Dealcoholizing beer is a popular method used by some of the larger brewing companies. “In the past, alcohol-free beers have usually been made by dealcoholizing full-strength beer. Typically, a brewery would make a full-strength, then either boil off the alcohol or filter it through…a membrane to remove the alcohol.”
This method tends to impart an ‘artificial taste’, the co-founder elaborated, “and obviously beer isn’t supposed to be boiled [after fermentation], so it [can] damage a lot of the flavour.”
This is why Nirvana Brewery has opted for a ‘more natural’ technique that fits in with the ‘proper craft’ style. “We just wanted a normal beer, but brewing to low gravity – which means much lower malt sugar,” Becky explained. “It means there is not enough [sugar] for the yeast to ferment to full-strength.”

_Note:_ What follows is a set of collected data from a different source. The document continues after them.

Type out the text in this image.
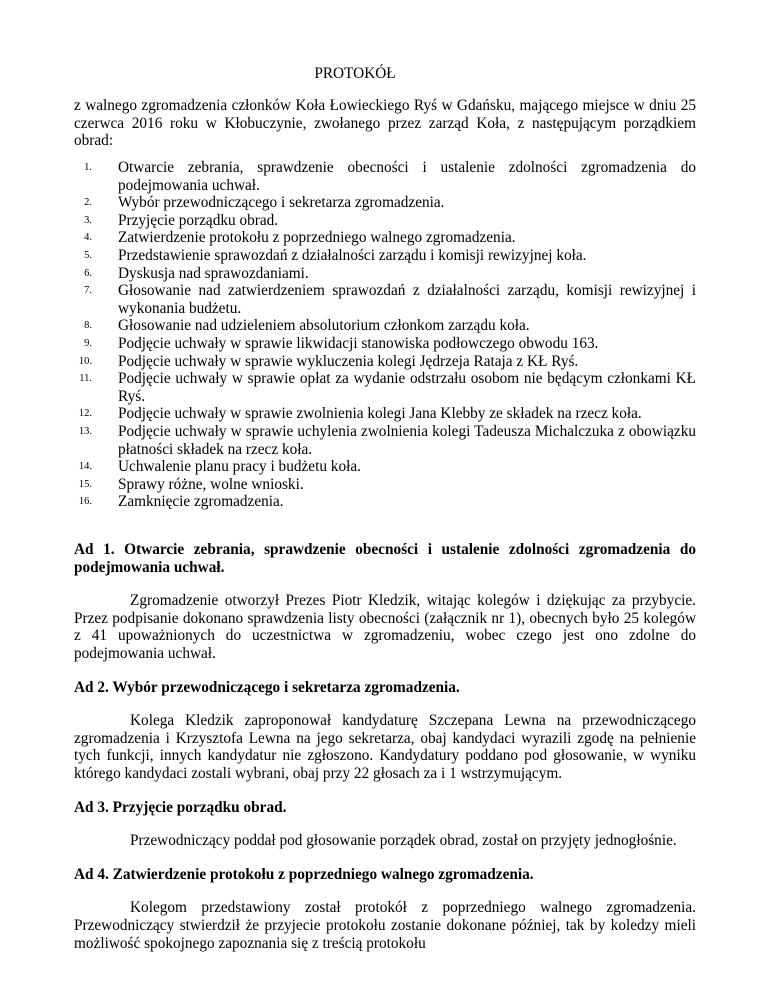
PROTOKÓŁ

z walnego zgromadzenia członków Koła Łowieckiego Ryś w Gdańsku, mającego miejsce w dniu 25 czerwca 2016 roku w Kłobuczynie, zwołanego przez zarząd Koła, z następującym porządkiem obrad:

1. Otwarcie zebrania, sprawdzenie obecności i ustalenie zdolności zgromadzenia do podejmowania uchwał.
2. Wybór przewodniczącego i sekretarza zgromadzenia.
3. Przyjęcie porządku obrad.
4. Zatwierdzenie protokołu z poprzedniego walnego zgromadzenia.
5. Przedstawienie sprawozdań z działalności zarządu i komisji rewizyjnej koła.
6. Dyskusja nad sprawozdaniami.
7. Głosowanie nad zatwierdzeniem sprawozdań z działalności zarządu, komisji rewizyjnej i wykonania budżetu.
8. Głosowanie nad udzieleniem absolutorium członkom zarządu koła.
9. Podjęcie uchwały w sprawie likwidacji stanowiska podłowczego obwodu 163.
10. Podjęcie uchwały w sprawie wykluczenia kolegi Jędrzeja Rataja z KŁ Ryś.
11. Podjęcie uchwały w sprawie opłat za wydanie odstrzału osobom nie będącym członkami KŁ Ryś.
12. Podjęcie uchwały w sprawie zwolnienia kolegi Jana Klebby ze składek na rzecz koła.
13. Podjęcie uchwały w sprawie uchylenia zwolnienia kolegi Tadeusza Michalczuka z obowiązku płatności składek na rzecz koła.
14. Uchwalenie planu pracy i budżetu koła.
15. Sprawy różne, wolne wnioski.
16. Zamknięcie zgromadzenia.
Ad 1. Otwarcie zebrania, sprawdzenie obecności i ustalenie zdolności zgromadzenia do podejmowania uchwał.

Zgromadzenie otworzył Prezes Piotr Kledzik, witając kolegów i dziękując za przybycie. Przez podpisanie dokonano sprawdzenia listy obecności (załącznik nr 1), obecnych było 25 kolegów z 41 upoważnionych do uczestnictwa w zgromadzeniu, wobec czego jest ono zdolne do podejmowania uchwał.

Ad 2. Wybór przewodniczącego i sekretarza zgromadzenia.

Kolega Kledzik zaproponował kandydaturę Szczepana Lewna na przewodniczącego zgromadzenia i Krzysztofa Lewna na jego sekretarza, obaj kandydaci wyrazili zgodę na pełnienie tych funkcji, innych kandydatur nie zgłoszono. Kandydatury poddano pod głosowanie, w wyniku którego kandydaci zostali wybrani, obaj przy 22 głosach za i 1 wstrzymującym.

Ad 3. Przyjęcie porządku obrad.

Przewodniczący poddał pod głosowanie porządek obrad, został on przyjęty jednogłośnie.

Ad 4. Zatwierdzenie protokołu z poprzedniego walnego zgromadzenia.

Kolegom przedstawiony został protokół z poprzedniego walnego zgromadzenia. Przewodniczący stwierdził że przyjecie protokołu zostanie dokonane później, tak by koledzy mieli możliwość spokojnego zapoznania się z treścią protokołu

The end product tastes ‘just like any other craft beer’, she said. The brewery uses the same malts and hops found in its full-strength counterpart, yet incorporates different temperatures to achieve a desired result with low or no alcohol.
“We use slightly different temperatures…and different yeasts – which means that the alcohol doesn’t form as quickly as you would expect with a normal ale yeast. These little tings mean that we can actually make a beer totally the same as a normal craft beer, it just forms a very low amount of alcohol.”
Who is drinking alcohol-free?
According to Becky, most believe the Millennials are driving the move towards alcohol-free. However, the majority of Nirvana’s customers are from X or Baby Boomer generations.
“We’re finding that more of our customers are coming from [the over-45 category] – maybe people who have a good taste for craft beer already, but are trying to change their habits a bit, trying to spend more time focusing on their health and wellbeing.”
Alcohol-free beer enables them to do so, while maintaining that ‘really nice ritual’ of ‘having a really good beer’.
Whether it’s Boomers, Gen Xers or Millennials, the category has ‘changed massively’ in recent times. When Nirvana first launched, it was met with much scepticism, Becky told this publication.
Today, when the co-founder approaches bars, restaurants or retail outlets that may be interested in stocking Nirvana’s products, she is regularly met with keen interest.
“People are going crazy for it,” she is told by bar managers, who may stock two or three alcohol-free options these days. “And that [change] literally happened with the space of a year.”